«I am Isabel. I live on San Roque de Paiporta street. “One more minute and I’ll drown.” Thus begins the story of this neighbor from one of the towns most affected by the DANA that has devastated the province of Valencia. In a matter of minutes, this woman explains, the force of the water broke the garage doors, filling the streets with cars and furniture moved by the floods. «I have seen drowned dead neighbors, two of them my friends. And I’ve had other experiences that I wouldn’t wish on my worst enemy if I had one,” he continues.
«In just 5 minutes the water reached my waist, which is how long it took my father, 83 years old, who has prostate cancer who has just received radiotherapy treatment, and me to try to put bags and boards at the door and “The water won’t get in,” he says. They managed to enter the house and tried to secure the doors with the furniture they had. “Result? Broken garage door. “We almost died and now all the furniture is in the middle of the street.”
The notices, the complaint, arrived late. He remembers the people who were crossing the bridge “since it was not raining” and they did not imagine “that in just a minute they would simply disappear, swept away by the water, some with their babies.” He also regrets that many people have died in their cars. “But above all, the majority are in flooded areas, like mine, in those streets where, since there are no official organizations, no banks, just people… well, hey, it doesn’t matter.”
Isabel warns of the state of the streets, “full of furniture and junk that, at any moment, if it doesn’t rain, can unleash a new tragedy.” He can’t even cry, he says, although not for lack of desire, but because he doesn’t have the strength to do so. The work they are doing to try to rebuild their homes leaves them physically and emotionally exhausted.
Even more so, when they feel abandoned by the authorities. «Please, we need to clear these streets of junk. Our lives are in danger and the authorities do not pay attention to us. I talk to those at the UME and they tell me that it is not their responsibility. The local police say they can’t do anything,” he complains. »It’s something to cry about, isn’t it?«, he continues after highlighting that it is the neighbors and their friends who have traveled from other locations to help with these tasks.
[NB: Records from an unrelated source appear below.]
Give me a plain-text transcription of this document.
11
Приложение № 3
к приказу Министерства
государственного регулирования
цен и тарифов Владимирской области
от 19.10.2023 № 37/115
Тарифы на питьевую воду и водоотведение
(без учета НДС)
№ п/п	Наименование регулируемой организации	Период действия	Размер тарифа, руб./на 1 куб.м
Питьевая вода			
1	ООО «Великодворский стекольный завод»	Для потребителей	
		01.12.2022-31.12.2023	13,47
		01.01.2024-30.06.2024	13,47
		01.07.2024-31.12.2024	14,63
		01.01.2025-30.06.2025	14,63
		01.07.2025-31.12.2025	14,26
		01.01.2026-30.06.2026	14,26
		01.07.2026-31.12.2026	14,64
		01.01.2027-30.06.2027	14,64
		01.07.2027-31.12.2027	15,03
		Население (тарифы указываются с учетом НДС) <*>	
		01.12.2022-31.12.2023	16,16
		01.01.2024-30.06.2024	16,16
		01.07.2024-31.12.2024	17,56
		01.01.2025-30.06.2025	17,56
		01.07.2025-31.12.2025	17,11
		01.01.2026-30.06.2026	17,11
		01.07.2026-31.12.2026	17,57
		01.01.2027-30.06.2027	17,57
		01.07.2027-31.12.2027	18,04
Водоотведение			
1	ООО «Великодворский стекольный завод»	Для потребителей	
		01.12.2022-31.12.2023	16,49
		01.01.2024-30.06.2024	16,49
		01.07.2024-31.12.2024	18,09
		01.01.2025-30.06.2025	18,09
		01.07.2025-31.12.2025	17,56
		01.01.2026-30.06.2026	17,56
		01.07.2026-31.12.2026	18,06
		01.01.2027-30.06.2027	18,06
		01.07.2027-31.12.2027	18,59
«112. What is that? All the help we have received has been through civil volunteering,” says Isabel, who also criticizes the fact that volunteers have been asked not to collapse the roads. “The police are not letting into the town people who come to help us by bringing water and essential food that they have paid with money from their own pockets to collaborate,” he cries.
“We don’t know what we’re going to find tomorrow.”
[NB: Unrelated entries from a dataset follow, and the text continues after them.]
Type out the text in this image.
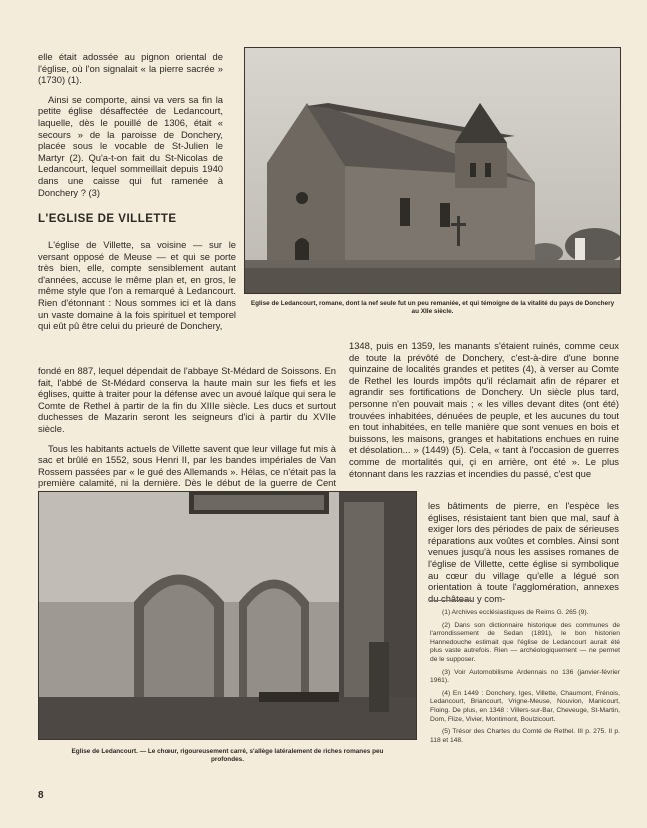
elle était adossée au pignon oriental de l'église, où l'on signalait « la pierre sacrée » (1730) (1).

Ainsi se comporte, ainsi va vers sa fin la petite église désaffectée de Ledancourt, laquelle, dès le pouillé de 1306, était « secours » de la paroisse de Donchery, placée sous le vocable de St-Julien le Martyr (2). Qu'a-t-on fait du St-Nicolas de Ledancourt, lequel sommeillait depuis 1940 dans une caisse qui fut ramenée à Donchery ? (3)

L'EGLISE DE VILLETTE

L'église de Villette, sa voisine — sur le versant opposé de Meuse — et qui se porte très bien, elle, compte sensiblement autant d'années, accuse le même plan et, en gros, le même style que l'on a remarqué à Ledancourt. Rien d'étonnant : Nous sommes ici et là dans un vaste domaine à la fois spirituel et temporel qui eût pû être celui du prieuré de Donchery,

fondé en 887, lequel dépendait de l'abbaye St-Médard de Soissons. En fait, l'abbé de St-Médard conserva la haute main sur les fiefs et les églises, quitte à traiter pour la défense avec un avoué laïque qui sera le Comte de Rethel à partir de la fin du XIIIe siècle. Les ducs et surtout duchesses de Mazarin seront les seigneurs d'ici à partir du XVIIe siècle.

Tous les habitants actuels de Villette savent que leur village fut mis à sac et brûlé en 1552, sous Henri II, par les bandes impériales de Van Rossem passées par « le gué des Allemands ». Hélas, ce n'était pas la première calamité, ni la dernière. Dès le début de la guerre de Cent

Eglise de Ledancourt, romane, dont la nef seule fut un peu remaniée, et qui témoigne de la vitalité du pays de Donchery au XIIe siècle.

1348, puis en 1359, les manants s'étaient ruinés, comme ceux de toute la prévôté de Donchery, c'est-à-dire d'une bonne quinzaine de localités grandes et petites (4), à verser au Comte de Rethel les lourds impôts qu'il réclamait afin de réparer et agrandir ses fortifications de Donchery. Un siècle plus tard, personne n'en pouvait mais ; « les villes devant dites (ont été) trouvées inhabitées, dénuées de peuple, et les aucunes du tout en tout inhabitées, en telle manière que sont venues en bois et buissons, les maisons, granges et habitations enchues en ruine et désolation... » (1449) (5). Cela, « tant à l'occasion de guerres comme de mortalités qui, çi en arrière, ont été ». Le plus étonnant dans les razzias et incendies du passé, c'est que

les bâtiments de pierre, en l'espèce les églises, résistaient tant bien que mal, sauf à exiger lors des périodes de paix de sérieuses réparations aux voûtes et combles. Ainsi sont venues jusqu'à nous les assises romanes de l'église de Villette, cette église si symbolique au cœur du village qu'elle a légué son orientation à toute l'agglomération, annexes du château y com-

Eglise de Ledancourt. — Le chœur, rigoureusement carré, s'allège latéralement de riches romanes peu profondes.

(1) Archives ecclésiastiques de Reims G. 265 (9).

(2) Dans son dictionnaire historique des communes de l'arrondissement de Sedan (1891), le bon historien Hannedouche estimait que l'église de Ledancourt aurait été plus vaste autrefois. Rien — archéologiquement — ne permet de le supposer.

(3) Voir Automobilisme Ardennais no 136 (janvier-février 1961).

(4) En 1449 : Donchery, Iges, Villette, Chaumont, Frénois, Ledancourt, Briancourt, Vrigne-Meuse, Nouvion, Manicourt, Floing. De plus, en 1348 : Villers-sur-Bar, Cheveuge, St-Martin, Dom, Flize, Vivier, Montimont, Boulzicourt.

(5) Trésor des Chartes du Comté de Rethel. III p. 275. II p. 118 et 148.

8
This resident of Paiporta says that all the neighbors and people from other municipalities have been drawing water from the houses and streets for days. «We don’t know what we are going to find tomorrow when it dawns. Yes again, we will have to start over because the authorities, the Army or whoever corresponds are not helping us clear the streets of objects.
“I wish you with all my heart that you never have to experience a tragedy like this in your life,” he concludes.